Mi marido se quedó con la boca abierta, mirándome con cara de alucinado. Las patatas le caían por la boca y en una mano sujetaba el mando de la tele y en el otro una patata frita gorda y redonda.

Entonces comenzó a reírse como un poseso.

-¿Qué tienes un amante y te vas a ir con él? ¡Jajajajaaaaaaaaaa! ¡Nena!, ¿es que estás ensayando una obra teatro? ¿Me tomas el pelo o qué?-

-¿Qué te tomo el pelo? ¡Damon, ven, amor mío!- Chasqué los dedos

 Damon apareció tras de mí y me rodeó con los brazos, me besó  el cuello y me  apretó la cintura contra su cadera.

Mi marido abrió los ojos como si viera una aparición.

-No es una broma.- dijo Damon con un tono de voz bajo y envolvente.

-Ya lo ves. No es ninguna broma. Pensaba matarte, trocearte, hacerte desaparecer  con ácido, tirar tu radio encendida a la bañera para que te frieras o inyectarte algún veneno. Pero son demasiadas molestias.
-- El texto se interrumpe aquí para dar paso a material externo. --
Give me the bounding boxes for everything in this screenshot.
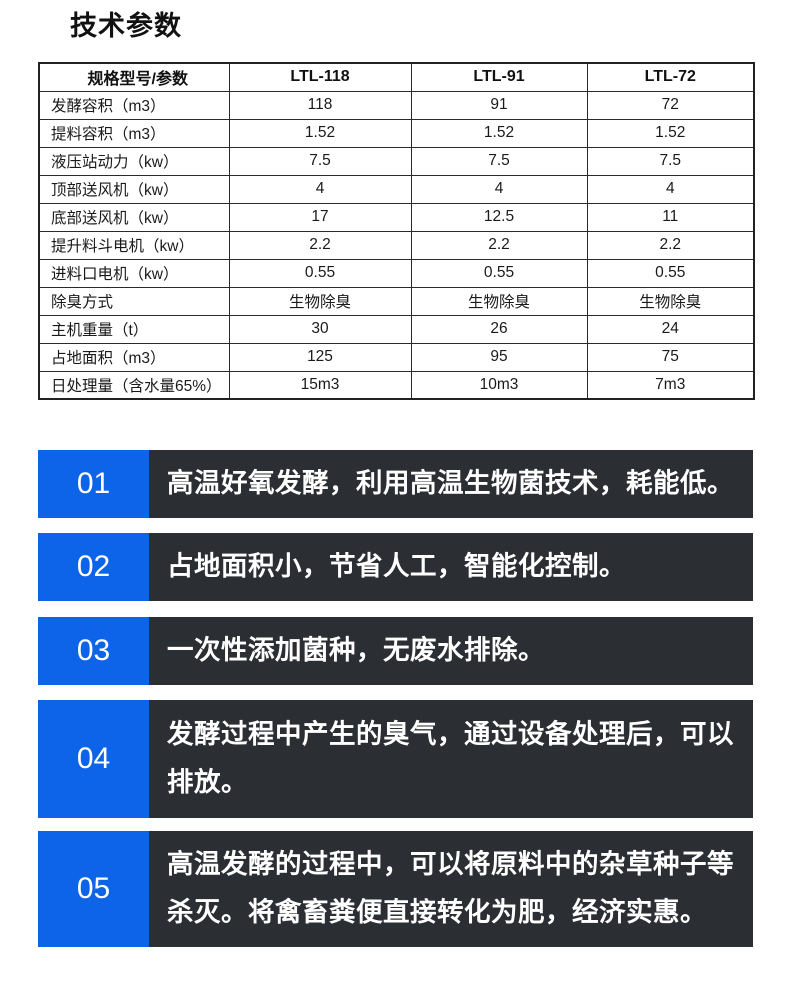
spec-value-cell: 12.5 <box>410 202 588 232</box>
table-row: 提升料斗电机（kw） 2.2 2.2 2.2 <box>38 230 755 260</box>
spec-label-cell: 除臭方式 <box>38 286 230 316</box>
feature-number-badge: 02 <box>38 533 149 601</box>
spec-value-cell: 0.55 <box>410 258 588 288</box>
spec-value-cell: 26 <box>410 314 588 344</box>
table-row: 提料容积（m3） 1.52 1.52 1.52 <box>38 118 755 148</box>
header-cell-parameter: 规格型号/参数 <box>38 62 230 92</box>
feature-item-04: 04 发酵过程中产生的臭气，通过设备处理后，可以排放。 <box>38 700 753 818</box>
spec-value-cell: 7.5 <box>586 146 755 176</box>
spec-value-cell: 30 <box>228 314 412 344</box>
spec-value-cell: 1.52 <box>586 118 755 148</box>
table-header-row: 规格型号/参数 LTL-118 LTL-91 LTL-72 <box>38 62 755 92</box>
feature-item-02: 02 占地面积小，节省人工，智能化控制。 <box>38 533 753 601</box>
spec-value-cell: 118 <box>228 90 412 120</box>
spec-table: 规格型号/参数 LTL-118 LTL-91 LTL-72 发酵容积（m3） 1… <box>38 62 755 400</box>
spec-value-cell: 4 <box>228 174 412 204</box>
spec-label-cell: 占地面积（m3） <box>38 342 230 372</box>
spec-value-cell: 11 <box>586 202 755 232</box>
table-row: 发酵容积（m3） 118 91 72 <box>38 90 755 120</box>
spec-value-cell: 7.5 <box>410 146 588 176</box>
table-row: 液压站动力（kw） 7.5 7.5 7.5 <box>38 146 755 176</box>
feature-text: 高温好氧发酵，利用高温生物菌技术，耗能低。 <box>149 450 753 518</box>
spec-label-cell: 底部送风机（kw） <box>38 202 230 232</box>
table-row: 底部送风机（kw） 17 12.5 11 <box>38 202 755 232</box>
feature-item-01: 01 高温好氧发酵，利用高温生物菌技术，耗能低。 <box>38 450 753 518</box>
spec-value-cell: 生物除臭 <box>586 286 755 316</box>
spec-value-cell: 7m3 <box>586 370 755 400</box>
feature-item-03: 03 一次性添加菌种，无废水排除。 <box>38 617 753 685</box>
feature-item-05: 05 高温发酵的过程中，可以将原料中的杂草种子等杀灭。将禽畜粪便直接转化为肥，经… <box>38 831 753 947</box>
spec-value-cell: 2.2 <box>586 230 755 260</box>
spec-value-cell: 4 <box>586 174 755 204</box>
spec-value-cell: 0.55 <box>228 258 412 288</box>
spec-label-cell: 主机重量（t） <box>38 314 230 344</box>
feature-text: 发酵过程中产生的臭气，通过设备处理后，可以排放。 <box>149 700 753 818</box>
spec-value-cell: 91 <box>410 90 588 120</box>
table-row: 主机重量（t） 30 26 24 <box>38 314 755 344</box>
header-cell-model-ltl118: LTL-118 <box>228 62 412 92</box>
spec-value-cell: 72 <box>586 90 755 120</box>
spec-value-cell: 125 <box>228 342 412 372</box>
header-cell-model-ltl91: LTL-91 <box>410 62 588 92</box>
spec-value-cell: 1.52 <box>228 118 412 148</box>
header-cell-model-ltl72: LTL-72 <box>586 62 755 92</box>
spec-value-cell: 95 <box>410 342 588 372</box>
spec-label-cell: 日处理量（含水量65%） <box>38 370 230 400</box>
spec-label-cell: 提升料斗电机（kw） <box>38 230 230 260</box>
spec-value-cell: 生物除臭 <box>410 286 588 316</box>
feature-number-badge: 03 <box>38 617 149 685</box>
table-row: 顶部送风机（kw） 4 4 4 <box>38 174 755 204</box>
spec-label-cell: 提料容积（m3） <box>38 118 230 148</box>
table-row: 除臭方式 生物除臭 生物除臭 生物除臭 <box>38 286 755 316</box>
feature-number-badge: 05 <box>38 831 149 947</box>
spec-label-cell: 顶部送风机（kw） <box>38 174 230 204</box>
feature-text: 一次性添加菌种，无废水排除。 <box>149 617 753 685</box>
table-row: 占地面积（m3） 125 95 75 <box>38 342 755 372</box>
spec-value-cell: 4 <box>410 174 588 204</box>
spec-value-cell: 1.52 <box>410 118 588 148</box>
table-row: 日处理量（含水量65%） 15m3 10m3 7m3 <box>38 370 755 400</box>
spec-value-cell: 15m3 <box>228 370 412 400</box>
spec-value-cell: 2.2 <box>410 230 588 260</box>
spec-value-cell: 0.55 <box>586 258 755 288</box>
spec-value-cell: 2.2 <box>228 230 412 260</box>
spec-value-cell: 17 <box>228 202 412 232</box>
spec-value-cell: 7.5 <box>228 146 412 176</box>
feature-number-badge: 04 <box>38 700 149 818</box>
spec-label-cell: 进料口电机（kw） <box>38 258 230 288</box>
spec-value-cell: 24 <box>586 314 755 344</box>
spec-value-cell: 10m3 <box>410 370 588 400</box>
spec-value-cell: 75 <box>586 342 755 372</box>
spec-label-cell: 发酵容积（m3） <box>38 90 230 120</box>
table-row: 进料口电机（kw） 0.55 0.55 0.55 <box>38 258 755 288</box>
feature-number-badge: 01 <box>38 450 149 518</box>
page-title: 技术参数 <box>70 11 182 41</box>
spec-value-cell: 生物除臭 <box>228 286 412 316</box>
spec-label-cell: 液压站动力（kw） <box>38 146 230 176</box>
feature-text: 高温发酵的过程中，可以将原料中的杂草种子等杀灭。将禽畜粪便直接转化为肥，经济实惠… <box>149 831 753 947</box>
feature-text: 占地面积小，节省人工，智能化控制。 <box>149 533 753 601</box>
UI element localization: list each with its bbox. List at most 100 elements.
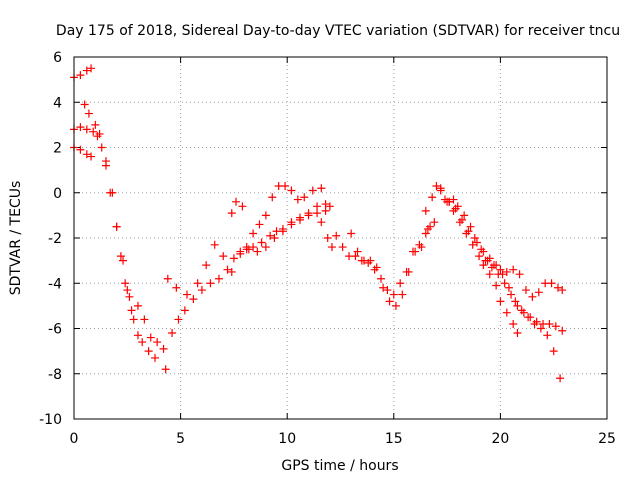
data-point (475, 252, 484, 261)
series-track-h (317, 218, 435, 299)
data-point (504, 283, 513, 292)
series-track-m (479, 261, 522, 338)
data-point (253, 247, 262, 256)
data-point (146, 333, 155, 342)
data-point (398, 290, 407, 299)
y-tick-label: -4 (48, 276, 62, 292)
data-point (121, 279, 130, 288)
data-point (519, 308, 528, 317)
data-point (351, 252, 360, 261)
data-point (287, 186, 296, 195)
y-tick-label: 0 (53, 186, 62, 202)
data-point (347, 229, 356, 238)
data-point (385, 297, 394, 306)
x-axis-label: GPS time / hours (281, 458, 398, 474)
data-point (153, 338, 162, 347)
data-point (101, 161, 110, 170)
y-tick-label: -2 (48, 231, 62, 247)
data-point (404, 267, 413, 276)
data-point (511, 297, 520, 306)
data-point (295, 215, 304, 224)
data-point (116, 252, 125, 261)
data-point (193, 279, 202, 288)
series-track-f (163, 200, 330, 299)
data-point (479, 261, 488, 270)
series-track-g (227, 181, 334, 252)
data-point (411, 247, 420, 256)
data-point (515, 270, 524, 279)
data-point (477, 245, 486, 254)
data-point (421, 206, 430, 215)
data-point (255, 220, 264, 229)
data-point (266, 231, 275, 240)
series-track-j (421, 181, 565, 383)
data-point (227, 267, 236, 276)
data-point (321, 206, 330, 215)
data-point (436, 184, 445, 193)
data-point (210, 240, 219, 249)
data-point (268, 193, 277, 202)
data-point (293, 195, 302, 204)
data-point (82, 66, 91, 75)
data-point (458, 215, 467, 224)
data-point (421, 229, 430, 238)
data-point (287, 218, 296, 227)
plot-frame (73, 56, 608, 420)
data-point (496, 297, 505, 306)
data-point (129, 315, 138, 324)
data-point (242, 243, 251, 252)
data-point (502, 308, 511, 317)
data-point (509, 265, 518, 274)
data-point (532, 317, 541, 326)
data-point (432, 181, 441, 190)
data-point (379, 283, 388, 292)
data-point (558, 286, 567, 295)
data-point (238, 202, 247, 211)
data-point (97, 143, 106, 152)
data-point (261, 211, 270, 220)
data-point (472, 238, 481, 247)
data-point (468, 240, 477, 249)
data-point (161, 365, 170, 374)
data-point (325, 202, 334, 211)
data-point (87, 64, 96, 73)
data-point (556, 374, 565, 383)
data-point (449, 195, 458, 204)
data-points (70, 64, 567, 383)
data-point (543, 331, 552, 340)
series-track-l (445, 197, 567, 301)
data-point (76, 123, 85, 132)
axis-ticks: 0 5 10 15 20 25 -10 -8 -6 -4 -2 0 2 4 6 (39, 50, 616, 447)
data-point (526, 313, 535, 322)
data-point (383, 286, 392, 295)
data-point (197, 286, 206, 295)
grid-lines (74, 57, 607, 419)
data-point (545, 319, 554, 328)
data-point (313, 202, 322, 211)
data-point (236, 247, 245, 256)
y-tick-label: 6 (53, 50, 62, 66)
data-point (428, 193, 437, 202)
data-point (485, 270, 494, 279)
data-point (496, 265, 505, 274)
data-point (327, 243, 336, 252)
data-point (536, 324, 545, 333)
data-point (417, 243, 426, 252)
data-point (125, 292, 134, 301)
x-tick-label: 0 (70, 431, 79, 447)
data-point (317, 184, 326, 193)
data-point (423, 224, 432, 233)
data-point (451, 204, 460, 213)
data-point (494, 270, 503, 279)
data-point (123, 286, 132, 295)
data-point (76, 145, 85, 154)
data-point (353, 247, 362, 256)
data-point (219, 252, 228, 261)
data-point (80, 100, 89, 109)
data-point (313, 209, 322, 218)
data-point (553, 283, 562, 292)
data-point (119, 256, 128, 265)
data-point (229, 254, 238, 263)
data-point (547, 279, 556, 288)
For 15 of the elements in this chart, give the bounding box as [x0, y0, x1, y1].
Ilustración de Daniel Camargo

Mi marido intentó levantarse pero no pudo. De repente se echó las manos a la garganta. Parecía que no podía respirar. Me pregunté si le había dado un ataque cardíaco.  Comenzó a toser, a ponerse rojo, muy rojo. Se le desorbitaron los ojos, lanzó varios bufidos seguidos y se derrumbó en el sofá.

Estaba muerto: se había atragantado con una patata frita.

Ya veis.  Después de comerme tanto la cabeza pensando en la forma de matarlo, el muy subnormal  la palma por una patata frita.

Por fin me cargué a mi marido… involuntariamente.

El crimen perfecto. Mi crimen perfecto.